I've been doing countless other ones, but this one has really stumped me.

"Triangle ABC has AB = AC. It is inscribed in a circle centre O, radius 10 cm. Find the value of the angle BAC that produces a maximum area for the triangle ABC."

I've drawn lots of diagrams to help me get started, but to no avail. I seriously have no clue how to do this one. Could someone please tell me a clue as to what my first step should be? I just need a starting point. Thanks in advance.

DMac
P.S. I'm not looking for an actual answer, I just need a pointer as to how to approach this problem.

durt
Here's one approach. You can try to find the area $$K$$ of the triangle in terms of $$r$$ (10 cm) and $$\theta$$, which is half of $$\angle BAC$$. Then you can just use some calculus on this. To find this relationship I would let the length base of the triangle ($$BC$$) be $$b$$ and the height $$h$$. Now here's a hint: let $$M$$ be the midpoint of $$BC$$. What do you know about $$\triangle OMC$$?

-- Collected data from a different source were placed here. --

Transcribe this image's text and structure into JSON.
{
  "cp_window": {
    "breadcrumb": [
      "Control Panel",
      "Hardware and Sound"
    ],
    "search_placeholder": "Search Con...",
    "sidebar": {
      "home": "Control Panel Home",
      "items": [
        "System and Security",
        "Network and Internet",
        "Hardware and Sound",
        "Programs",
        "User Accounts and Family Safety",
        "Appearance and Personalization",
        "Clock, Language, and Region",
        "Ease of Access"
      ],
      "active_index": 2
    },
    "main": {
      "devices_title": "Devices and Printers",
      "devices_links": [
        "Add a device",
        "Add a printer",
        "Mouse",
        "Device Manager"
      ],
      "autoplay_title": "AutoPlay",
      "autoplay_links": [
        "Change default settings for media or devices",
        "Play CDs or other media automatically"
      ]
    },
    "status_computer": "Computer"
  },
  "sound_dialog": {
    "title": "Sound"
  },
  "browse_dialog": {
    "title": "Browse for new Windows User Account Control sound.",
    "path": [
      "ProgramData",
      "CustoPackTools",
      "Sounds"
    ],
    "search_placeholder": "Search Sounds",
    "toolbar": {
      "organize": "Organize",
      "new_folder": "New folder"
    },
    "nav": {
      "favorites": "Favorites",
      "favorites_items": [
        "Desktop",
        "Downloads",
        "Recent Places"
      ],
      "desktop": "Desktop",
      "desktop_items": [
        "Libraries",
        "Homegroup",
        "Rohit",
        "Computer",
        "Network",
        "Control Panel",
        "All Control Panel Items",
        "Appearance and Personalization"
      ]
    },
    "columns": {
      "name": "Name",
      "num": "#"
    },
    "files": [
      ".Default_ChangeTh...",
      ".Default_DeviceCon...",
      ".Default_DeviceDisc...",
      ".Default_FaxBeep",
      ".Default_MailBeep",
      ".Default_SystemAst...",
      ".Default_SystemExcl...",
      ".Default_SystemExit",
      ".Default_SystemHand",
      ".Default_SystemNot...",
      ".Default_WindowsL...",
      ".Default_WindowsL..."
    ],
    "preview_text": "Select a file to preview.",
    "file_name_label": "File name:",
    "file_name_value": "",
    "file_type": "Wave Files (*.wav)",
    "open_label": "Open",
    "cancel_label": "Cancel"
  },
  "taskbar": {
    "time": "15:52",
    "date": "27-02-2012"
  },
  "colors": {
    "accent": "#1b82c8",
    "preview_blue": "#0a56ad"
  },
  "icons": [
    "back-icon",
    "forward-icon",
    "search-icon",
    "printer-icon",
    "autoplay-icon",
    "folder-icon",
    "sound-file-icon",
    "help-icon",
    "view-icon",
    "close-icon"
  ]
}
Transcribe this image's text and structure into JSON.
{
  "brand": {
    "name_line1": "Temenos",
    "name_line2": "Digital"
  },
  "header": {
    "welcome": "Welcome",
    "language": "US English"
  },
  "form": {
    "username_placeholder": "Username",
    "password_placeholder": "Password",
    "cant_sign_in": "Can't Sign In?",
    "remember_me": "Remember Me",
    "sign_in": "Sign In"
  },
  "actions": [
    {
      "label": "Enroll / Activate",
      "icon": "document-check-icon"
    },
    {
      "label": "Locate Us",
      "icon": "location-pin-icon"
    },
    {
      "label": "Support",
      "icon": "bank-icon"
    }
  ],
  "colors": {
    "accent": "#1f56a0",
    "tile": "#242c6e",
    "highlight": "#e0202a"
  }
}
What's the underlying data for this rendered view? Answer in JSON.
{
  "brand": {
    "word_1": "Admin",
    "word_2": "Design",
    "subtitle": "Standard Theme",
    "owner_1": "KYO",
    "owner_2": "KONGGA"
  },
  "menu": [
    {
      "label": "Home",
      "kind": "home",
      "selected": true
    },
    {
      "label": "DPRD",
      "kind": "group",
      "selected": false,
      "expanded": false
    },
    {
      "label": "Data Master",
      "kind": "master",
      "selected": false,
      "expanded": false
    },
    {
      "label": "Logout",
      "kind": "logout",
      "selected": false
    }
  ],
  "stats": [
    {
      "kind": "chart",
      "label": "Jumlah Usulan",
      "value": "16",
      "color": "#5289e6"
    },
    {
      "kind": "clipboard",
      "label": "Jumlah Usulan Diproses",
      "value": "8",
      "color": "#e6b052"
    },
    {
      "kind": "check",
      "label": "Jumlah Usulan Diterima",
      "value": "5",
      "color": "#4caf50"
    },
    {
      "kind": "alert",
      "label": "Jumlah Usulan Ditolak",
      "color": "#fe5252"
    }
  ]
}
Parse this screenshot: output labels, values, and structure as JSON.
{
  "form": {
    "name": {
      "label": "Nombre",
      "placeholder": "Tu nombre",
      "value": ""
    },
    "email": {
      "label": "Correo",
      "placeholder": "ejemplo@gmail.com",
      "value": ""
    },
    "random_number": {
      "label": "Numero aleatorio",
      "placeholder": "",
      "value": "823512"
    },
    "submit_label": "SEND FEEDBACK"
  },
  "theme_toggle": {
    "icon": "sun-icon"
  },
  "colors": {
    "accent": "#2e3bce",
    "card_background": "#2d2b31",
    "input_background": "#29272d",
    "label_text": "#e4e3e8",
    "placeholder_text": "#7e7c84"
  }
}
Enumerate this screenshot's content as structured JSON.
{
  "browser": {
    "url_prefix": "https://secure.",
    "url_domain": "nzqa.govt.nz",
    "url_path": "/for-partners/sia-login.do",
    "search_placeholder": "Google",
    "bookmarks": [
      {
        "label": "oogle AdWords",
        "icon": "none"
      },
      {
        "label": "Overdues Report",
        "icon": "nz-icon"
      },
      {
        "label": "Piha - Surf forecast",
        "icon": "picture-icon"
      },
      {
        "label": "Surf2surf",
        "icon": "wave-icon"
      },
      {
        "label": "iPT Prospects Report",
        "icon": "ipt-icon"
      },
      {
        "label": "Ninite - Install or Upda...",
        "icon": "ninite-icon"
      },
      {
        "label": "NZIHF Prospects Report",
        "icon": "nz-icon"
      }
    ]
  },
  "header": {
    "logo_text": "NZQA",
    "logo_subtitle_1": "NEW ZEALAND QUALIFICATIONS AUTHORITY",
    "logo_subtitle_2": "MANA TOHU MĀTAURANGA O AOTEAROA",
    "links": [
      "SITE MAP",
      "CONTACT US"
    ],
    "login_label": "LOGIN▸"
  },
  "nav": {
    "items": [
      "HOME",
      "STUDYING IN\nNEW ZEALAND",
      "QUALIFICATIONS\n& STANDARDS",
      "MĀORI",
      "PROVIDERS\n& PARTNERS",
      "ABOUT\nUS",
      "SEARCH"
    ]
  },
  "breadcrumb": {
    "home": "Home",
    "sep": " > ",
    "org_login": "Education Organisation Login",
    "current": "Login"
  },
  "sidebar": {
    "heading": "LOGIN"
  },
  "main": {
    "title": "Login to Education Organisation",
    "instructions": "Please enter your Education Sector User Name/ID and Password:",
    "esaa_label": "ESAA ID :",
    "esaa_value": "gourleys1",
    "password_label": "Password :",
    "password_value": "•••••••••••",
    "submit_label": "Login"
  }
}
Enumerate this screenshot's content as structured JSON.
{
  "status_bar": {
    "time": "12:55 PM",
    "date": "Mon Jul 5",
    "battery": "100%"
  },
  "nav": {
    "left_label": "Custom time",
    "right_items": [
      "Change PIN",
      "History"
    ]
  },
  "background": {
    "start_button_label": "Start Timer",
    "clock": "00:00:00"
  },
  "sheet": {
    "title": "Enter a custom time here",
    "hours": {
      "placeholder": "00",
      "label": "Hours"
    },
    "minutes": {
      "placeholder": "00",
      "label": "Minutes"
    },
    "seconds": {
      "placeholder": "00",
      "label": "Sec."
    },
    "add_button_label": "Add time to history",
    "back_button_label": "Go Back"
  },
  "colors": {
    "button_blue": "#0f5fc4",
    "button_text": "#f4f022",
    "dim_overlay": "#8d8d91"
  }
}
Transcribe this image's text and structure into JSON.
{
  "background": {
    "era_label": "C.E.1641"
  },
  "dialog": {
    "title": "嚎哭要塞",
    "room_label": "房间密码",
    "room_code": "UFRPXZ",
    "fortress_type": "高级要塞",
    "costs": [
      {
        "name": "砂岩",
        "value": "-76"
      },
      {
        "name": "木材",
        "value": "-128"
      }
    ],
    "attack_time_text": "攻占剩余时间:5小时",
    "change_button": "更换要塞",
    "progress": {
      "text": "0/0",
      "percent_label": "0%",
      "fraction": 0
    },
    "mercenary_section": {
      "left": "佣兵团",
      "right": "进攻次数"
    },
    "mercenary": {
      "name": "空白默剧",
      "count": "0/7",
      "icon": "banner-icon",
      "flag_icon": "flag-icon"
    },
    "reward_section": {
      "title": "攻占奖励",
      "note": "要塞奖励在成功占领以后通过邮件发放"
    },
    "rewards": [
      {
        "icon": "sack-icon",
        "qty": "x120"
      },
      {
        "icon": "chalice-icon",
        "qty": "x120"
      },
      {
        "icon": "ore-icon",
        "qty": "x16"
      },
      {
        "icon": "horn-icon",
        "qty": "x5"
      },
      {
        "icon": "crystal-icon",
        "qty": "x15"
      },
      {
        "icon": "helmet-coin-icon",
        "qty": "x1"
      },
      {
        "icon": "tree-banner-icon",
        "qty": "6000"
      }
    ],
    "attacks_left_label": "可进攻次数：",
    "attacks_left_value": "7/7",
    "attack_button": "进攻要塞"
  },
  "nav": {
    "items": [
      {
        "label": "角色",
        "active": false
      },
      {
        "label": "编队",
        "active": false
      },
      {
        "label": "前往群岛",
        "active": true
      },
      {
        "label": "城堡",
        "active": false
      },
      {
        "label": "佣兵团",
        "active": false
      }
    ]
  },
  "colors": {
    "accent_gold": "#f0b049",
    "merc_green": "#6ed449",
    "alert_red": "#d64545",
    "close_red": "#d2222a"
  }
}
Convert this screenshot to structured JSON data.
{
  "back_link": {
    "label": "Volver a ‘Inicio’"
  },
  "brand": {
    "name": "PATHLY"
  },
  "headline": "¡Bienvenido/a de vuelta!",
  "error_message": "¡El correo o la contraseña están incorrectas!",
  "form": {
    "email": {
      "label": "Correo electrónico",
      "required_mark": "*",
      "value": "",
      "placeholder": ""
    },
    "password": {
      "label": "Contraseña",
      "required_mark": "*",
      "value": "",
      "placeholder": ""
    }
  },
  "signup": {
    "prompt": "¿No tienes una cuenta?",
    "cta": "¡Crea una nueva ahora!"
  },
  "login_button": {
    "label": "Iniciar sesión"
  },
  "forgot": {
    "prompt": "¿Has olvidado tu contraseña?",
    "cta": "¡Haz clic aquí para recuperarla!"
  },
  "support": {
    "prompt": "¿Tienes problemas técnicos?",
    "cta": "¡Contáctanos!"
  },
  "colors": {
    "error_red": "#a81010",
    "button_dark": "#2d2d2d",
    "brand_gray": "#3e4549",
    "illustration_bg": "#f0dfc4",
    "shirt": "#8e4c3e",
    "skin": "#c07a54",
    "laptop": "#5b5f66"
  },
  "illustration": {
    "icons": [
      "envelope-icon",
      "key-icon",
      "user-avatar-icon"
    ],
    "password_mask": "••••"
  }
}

This is a little tedious. The area of the triangle inscribed in a circle is given by $\frac{1}{2}(AB)^2sin \theta$. Let x=AB for convenience of notation here. You know how to find the maximum area given the above expression. But x here isn't a constant, so you can't differentiate the function and treat it like one. Instead, if you draw the diagram, you'll find a way to express x in terms of BC. But again BC is also a variable, just like x, since varying [itex]\theta[/tex] will also change BC. But by a certain angular property of circles, you can express BC in terms of r (the radius which is constant) and [itex]\theta[/tex]. Then once you have this expression, substitute back into the expression for the area. Now you can differentiate it properly.